The primary objective of a potential Stoltz Bluff remediation project evolved over 25 years to become “the effective control of massive sediment transport from the bluff (i.e., 10,000-28,000 m3/year since 1993) (KWL Associates Ltd. 2005)), that had been negatively affecting Cowichan River fish habitats and stocks for many kilometres downstream (Burt and Ellis 2006).” The recent Cowichan River Watershed Health and Chinook Initiative (Ayers 2017) reemphasized the value of improved year-round water quality and salmonid spawning habitat as an ongoing strategic management objective.
Beginning in July 2006, the BC Conservation Foundation (BCCF) coordinated a major sediment remediation project at Stoltz Bluff. Work included construction of an engineered 600 m rip-rap berm and terrace, complete with a series of weirs, channel gradient controls and bioengineering treatments designed to move river flows away from the base of the bluff and prevent further bank erosion and major slope failures.
The initial phase of the project took 10 weeks to build, and was supported by a group of seven partners who contributed $830K in funds and in-kind construction materials (including $250K from PSC). For 10 years following the project’s inception, there was a significant improvement in the river’s water quality (i.e., TSS and turbidity) and downstream fish habitats (Gaboury et al. 2012), which is thought to have contributed to incremental gains in annual returns of the river’s fall Chinook and chum salmon stocks, as well as winter steelhead.

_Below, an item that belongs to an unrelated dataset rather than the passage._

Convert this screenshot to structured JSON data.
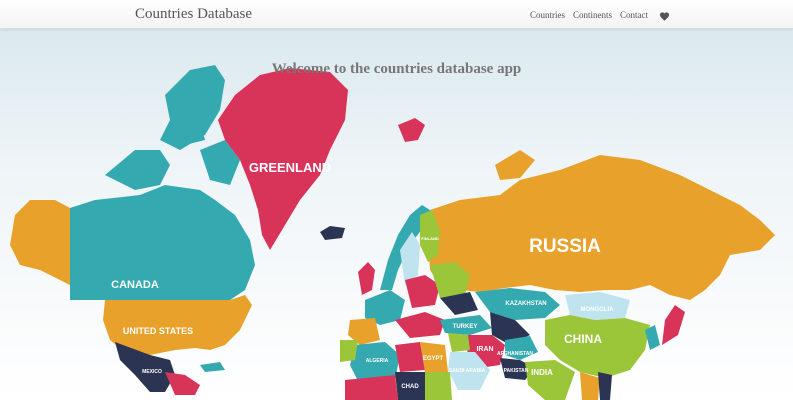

However, since 2014, there has been a notable (and even dramatic) change in slope stability at Stoltz Bluff, apparently prompted by the cyclical return of wetter winter weather conditions (McQuarrie 2017). Mass wasting events in the Bluff’s gullies and numerous smaller slope failures have collectively overwhelmed existing sediment retention infrastructure, resulting in higher sediment loads entering the Cowichan River. If this is not effectively mitigated in subsequent annual maintenance activities, a decade of improved spawning conditions will likely become incrementally reversed.